Voici l’écrivaine aux prises avec ses frayeurs, des réflexes qu’elle n’a pas su laissés en ville. Seule avec son ombre, son carnet, son stylo, sa bouteille de vin qui parvient à la calmer un peu quand la nuit lèche les fenêtres.
Je ne comprenais pas trop au début pourquoi cette femme pouvait être si méfiante et qu’elle sursautait au moindre bruit. Facile de penser que le personnage est une névrosée.
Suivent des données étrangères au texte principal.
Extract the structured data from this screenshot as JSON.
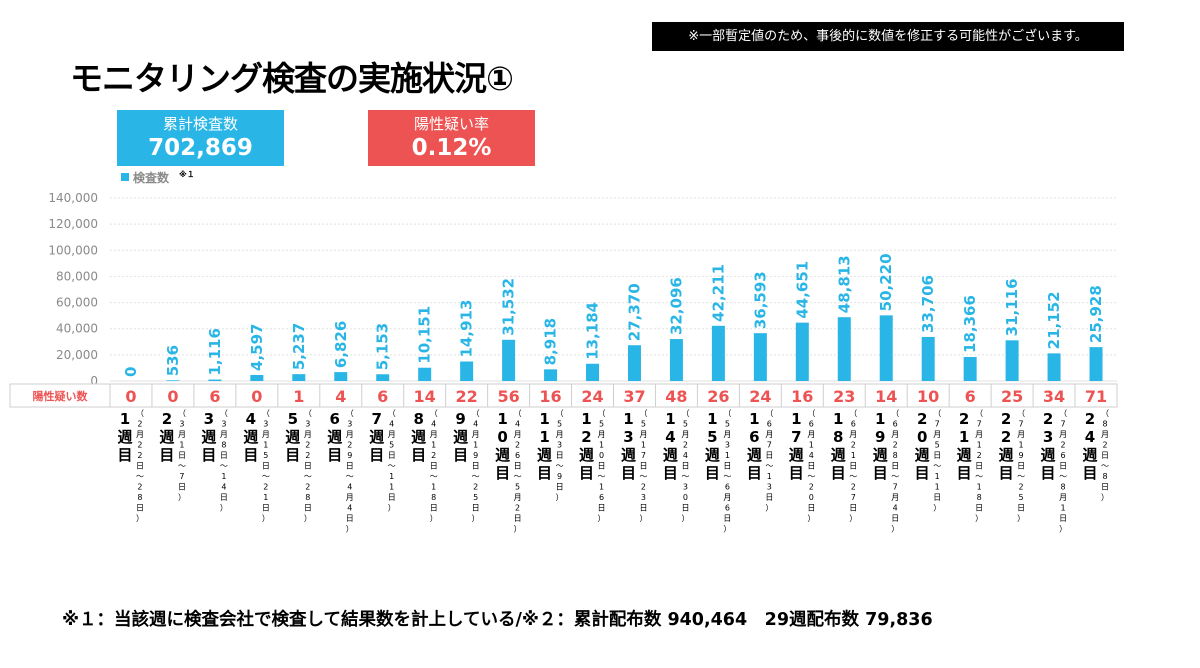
{
  "notice": "※一部暫定値のため、事後的に数値を修正する可能性がございます。",
  "title": "モニタリング検査の実施状況①",
  "summary": {
    "total_label": "累計検査数",
    "total_value": "702,869",
    "rate_label": "陽性疑い率",
    "rate_value": "0.12%"
  },
  "colors": {
    "bar": "#29b6e6",
    "positive": "#ee5353",
    "total_box": "#29b6e6",
    "rate_box": "#ee5353"
  },
  "footnote": "※１：当該週に検査会社で検査して結果数を計上している/※２：累計配布数 940,464　29週配布数 79,836",
  "chart_data": {
    "type": "bar",
    "legend": {
      "label": "検査数",
      "superscript": "※１",
      "placement": "top-left"
    },
    "ylim": [
      0,
      140000
    ],
    "yticks": [
      "0",
      "20,000",
      "40,000",
      "60,000",
      "80,000",
      "100,000",
      "120,000",
      "140,000"
    ],
    "grid": true,
    "row_label": "陽性疑い数",
    "categories": [
      {
        "week": "1週目",
        "period": "（2月22日～28日）"
      },
      {
        "week": "2週目",
        "period": "（3月1日～7日）"
      },
      {
        "week": "3週目",
        "period": "（3月8日～14日）"
      },
      {
        "week": "4週目",
        "period": "（3月15日～21日）"
      },
      {
        "week": "5週目",
        "period": "（3月22日～28日）"
      },
      {
        "week": "6週目",
        "period": "（3月29日～4月4日）"
      },
      {
        "week": "7週目",
        "period": "（4月5日～11日）"
      },
      {
        "week": "8週目",
        "period": "（4月12日～18日）"
      },
      {
        "week": "9週目",
        "period": "（4月19日～25日）"
      },
      {
        "week": "10週目",
        "period": "（4月26日～5月2日）"
      },
      {
        "week": "11週目",
        "period": "（5月3日～9日）"
      },
      {
        "week": "12週目",
        "period": "（5月10日～16日）"
      },
      {
        "week": "13週目",
        "period": "（5月17日～23日）"
      },
      {
        "week": "14週目",
        "period": "（5月24日～30日）"
      },
      {
        "week": "15週目",
        "period": "（5月31日～6月6日）"
      },
      {
        "week": "16週目",
        "period": "（6月7日～13日）"
      },
      {
        "week": "17週目",
        "period": "（6月14日～20日）"
      },
      {
        "week": "18週目",
        "period": "（6月21日～27日）"
      },
      {
        "week": "19週目",
        "period": "（6月28日～7月4日）"
      },
      {
        "week": "20週目",
        "period": "（7月5日～11日）"
      },
      {
        "week": "21週目",
        "period": "（7月12日～18日）"
      },
      {
        "week": "22週目",
        "period": "（7月19日～25日）"
      },
      {
        "week": "23週目",
        "period": "（7月26日～8月1日）"
      },
      {
        "week": "24週目",
        "period": "（8月2日～8日）"
      }
    ],
    "values": [
      0,
      536,
      1116,
      4597,
      5237,
      6826,
      5153,
      10151,
      14913,
      31532,
      8918,
      13184,
      27370,
      32096,
      42211,
      36593,
      44651,
      48813,
      50220,
      33706,
      18366,
      31116,
      21152,
      25928
    ],
    "value_labels": [
      "0",
      "536",
      "1,116",
      "4,597",
      "5,237",
      "6,826",
      "5,153",
      "10,151",
      "14,913",
      "31,532",
      "8,918",
      "13,184",
      "27,370",
      "32,096",
      "42,211",
      "36,593",
      "44,651",
      "48,813",
      "50,220",
      "33,706",
      "18,366",
      "31,116",
      "21,152",
      "25,928"
    ],
    "positive": [
      "0",
      "0",
      "6",
      "0",
      "1",
      "4",
      "6",
      "14",
      "22",
      "56",
      "16",
      "24",
      "37",
      "48",
      "26",
      "24",
      "16",
      "23",
      "14",
      "10",
      "6",
      "25",
      "34",
      "71"
    ]
  }
}
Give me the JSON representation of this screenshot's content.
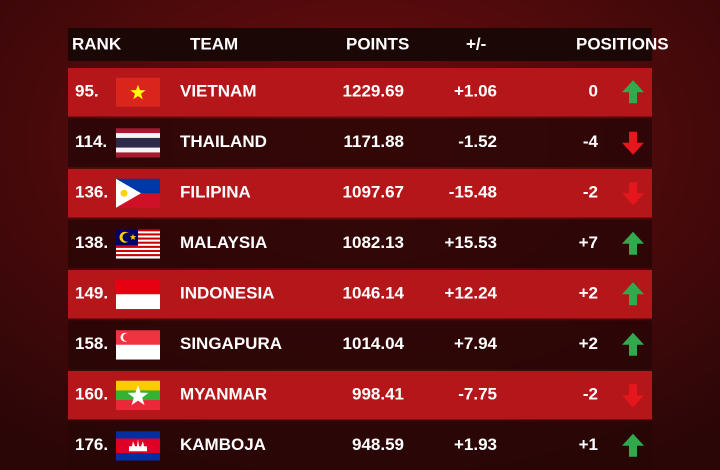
{
  "table": {
    "columns": [
      "RANK",
      "TEAM",
      "POINTS",
      "+/-",
      "POSITIONS"
    ],
    "rows": [
      {
        "rank": "95.",
        "team": "VIETNAM",
        "points": "1229.69",
        "change": "+1.06",
        "positions": "0",
        "trend": "up"
      },
      {
        "rank": "114.",
        "team": "THAILAND",
        "points": "1171.88",
        "change": "-1.52",
        "positions": "-4",
        "trend": "down"
      },
      {
        "rank": "136.",
        "team": "FILIPINA",
        "points": "1097.67",
        "change": "-15.48",
        "positions": "-2",
        "trend": "down"
      },
      {
        "rank": "138.",
        "team": "MALAYSIA",
        "points": "1082.13",
        "change": "+15.53",
        "positions": "+7",
        "trend": "up"
      },
      {
        "rank": "149.",
        "team": "INDONESIA",
        "points": "1046.14",
        "change": "+12.24",
        "positions": "+2",
        "trend": "up"
      },
      {
        "rank": "158.",
        "team": "SINGAPURA",
        "points": "1014.04",
        "change": "+7.94",
        "positions": "+2",
        "trend": "up"
      },
      {
        "rank": "160.",
        "team": "MYANMAR",
        "points": "998.41",
        "change": "-7.75",
        "positions": "-2",
        "trend": "down"
      },
      {
        "rank": "176.",
        "team": "KAMBOJA",
        "points": "948.59",
        "change": "+1.93",
        "positions": "+1",
        "trend": "up"
      }
    ]
  }
}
Peu à peu pourtant, nous nous faufilons dans son vécu. Un homme a terrorisé sa famille par ses propos et ses comportements, s’en prenant particulièrement à elle, la féministe, celle qui ose parler et lui tenir tête. Le prédateur a imposé ses courtes vues et il cherche à triompher de celle qui résiste envers et contre tous.

Je regarde le camion s’éloigner. C’est l’heure de l’apéritif. Cela me rassure. Comme l’épisode restant d’une télésérie de choix, comme le roman policier assez fort pour me permettre de flotter. Ce n’est pas aussi simple qu’il y paraît : il faut trouver la dose parfaite de mots, de meurtres, de survie, et de liquide. Une once de trop et le passé revient, me rappelant que je suis, moi aussi, un personnage qui déambule entre les scènes d’un malheur invisible. (p.39)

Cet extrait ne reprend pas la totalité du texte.